Contracts in wave to circulate blood, aided by diaphragm and
pulsitile organs at base of appendages.
- Dorsal vessel is closed posteriorly and open
anteriorly.
- Hemolymph. Consists of two fractions, plasma and cellular.
- Functions.
- Phagocytosis.
- Coagulation.
- Some metabolism.
- Plasma.
- Uses
- Transport of materials.
- Storage of sugars and proteins.
- Maintains hydrostatic pressure.
- Does not carry oxygen.
- Composition
- 90% water. Used to control osmotic
pressure and pH.
- Inorganic ions. Most abundant are Cl-, Na+, K+
(may be responsible for quiescence), Mg++ (common in
herbivores because of diet).
- Organic constituents. Amino acids (concentration
varies with use), nitrogenous wastes, hormones,
carbohydrates (trehalose for energy), glycerol
(antifreeze).
- Pigments. Few have hemoglobin (Chironomidae,
Notonectidae, Gasterophilidae), insectoverdin (gives
green color - combination of carotenoid and
bile).
- Cellular fraction.
- Uses
- Phagocytosis.
- Encapsulation.
- Coagulation.
- Some metabolism. Formation of connective tissue,
basement membrane, may help form fat body.
- Fat body.
- Made of cells similar to blood cells
called trophocytes. Floats in hemolymph.
- Major center for metabolic activity.
- Prominent in immatures.
- Stores glycogen, fat, protein for use during
periods of non-feeding.
- Urate cells occur in insects without Malphigian
tubules to store uric acid.
- May have mycetocytes with symbionts that sythesize
nutritional compounds (e.g. cockroaches).
- Light organs are generally derived from fat
body.
- Respiratory System.
- System of internal tubes which can usually be
opened or closed (to prevent water loss) to the
environment.
- Diffusion is often good enough to circulate air but others
use muscular movements.
- Parts.
- Tracheae.
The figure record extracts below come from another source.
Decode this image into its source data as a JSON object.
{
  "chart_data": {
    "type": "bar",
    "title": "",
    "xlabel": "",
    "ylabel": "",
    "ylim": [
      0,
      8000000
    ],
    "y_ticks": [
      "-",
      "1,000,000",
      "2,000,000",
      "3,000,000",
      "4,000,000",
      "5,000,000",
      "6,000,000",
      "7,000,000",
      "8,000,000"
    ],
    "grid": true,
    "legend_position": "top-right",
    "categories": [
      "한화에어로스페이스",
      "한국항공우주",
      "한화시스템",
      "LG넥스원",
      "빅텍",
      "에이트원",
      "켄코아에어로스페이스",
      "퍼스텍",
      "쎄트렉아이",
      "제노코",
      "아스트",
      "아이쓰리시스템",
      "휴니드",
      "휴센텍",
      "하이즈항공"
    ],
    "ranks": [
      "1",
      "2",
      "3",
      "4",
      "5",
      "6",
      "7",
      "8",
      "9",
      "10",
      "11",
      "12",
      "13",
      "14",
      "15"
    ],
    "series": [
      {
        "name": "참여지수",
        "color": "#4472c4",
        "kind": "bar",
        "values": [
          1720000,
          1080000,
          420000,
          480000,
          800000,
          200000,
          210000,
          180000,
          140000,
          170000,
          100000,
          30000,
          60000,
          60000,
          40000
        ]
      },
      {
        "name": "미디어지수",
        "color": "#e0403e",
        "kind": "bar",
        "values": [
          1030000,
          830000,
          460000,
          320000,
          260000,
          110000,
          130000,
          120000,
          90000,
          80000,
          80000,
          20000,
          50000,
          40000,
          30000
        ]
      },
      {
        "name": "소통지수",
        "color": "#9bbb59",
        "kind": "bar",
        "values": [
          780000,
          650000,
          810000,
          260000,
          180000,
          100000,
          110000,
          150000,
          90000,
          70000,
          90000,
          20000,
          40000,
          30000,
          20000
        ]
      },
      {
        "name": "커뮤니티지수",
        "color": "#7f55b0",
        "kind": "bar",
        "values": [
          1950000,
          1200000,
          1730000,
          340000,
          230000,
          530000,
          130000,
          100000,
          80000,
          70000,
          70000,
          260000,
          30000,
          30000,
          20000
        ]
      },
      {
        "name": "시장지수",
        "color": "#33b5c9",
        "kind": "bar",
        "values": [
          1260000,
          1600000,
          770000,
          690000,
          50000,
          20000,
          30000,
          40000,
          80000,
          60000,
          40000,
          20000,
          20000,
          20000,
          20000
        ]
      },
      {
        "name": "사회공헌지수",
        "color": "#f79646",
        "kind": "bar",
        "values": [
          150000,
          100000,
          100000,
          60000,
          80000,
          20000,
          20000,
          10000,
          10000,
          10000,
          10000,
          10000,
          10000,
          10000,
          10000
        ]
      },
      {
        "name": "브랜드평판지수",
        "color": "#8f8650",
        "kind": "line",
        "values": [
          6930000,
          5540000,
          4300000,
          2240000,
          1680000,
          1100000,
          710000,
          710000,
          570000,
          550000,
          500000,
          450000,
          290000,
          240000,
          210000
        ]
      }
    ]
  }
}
Large tubes, down to about 2 microns
diameter. Ectodermal and cuticle lined and must be shed.
Taenidia are spiral thickenings. Air sacs spread throughout
for storage.
- Tracheoles. Fine tubes, 1 to 0.1 microns diameter.
Cuticle lined, but not shed. formed and enclosed by
tracheoblasts of epidermal origin. Smallest are functionally
intracellular.
- Nervous System.
- Central nervous system. Consists of brain, paired
ventral nerve cords and ganglia, peripheral nerves.
- Brain.
- Protocerebrum. Bilobed, continuous with
optic lobes. Receives ocellar nerves.
- Deutocerebrum. Contains antennal lobes.
- Tritocerebrum. Receives circumesophageal connective
from subesophageal ganglion, frontal connective from
frontal ganglion, labral nerve, tritocerebral
commissure.
- Ventral nerve cord.
- Ganglia. Neuropile in center with axons and dendrites.
Cell bodies in outer part. Giant fibers for quick long
distance reaction.
- Major ganglion is subesophageal ganglion.
Fusion of three, mandibular, maxillary, labial and
receives these nerves.
- Paired along nerve cord or fused at each
segment.
- Stomogastric nervous system.
- Consists of occipital ganglion, frontal
ganglion, corpora cardiaca, corpus allatum, stomodeal nerve,
ventricular ganglion.
- Innervates gut muscles, also secretes hormones.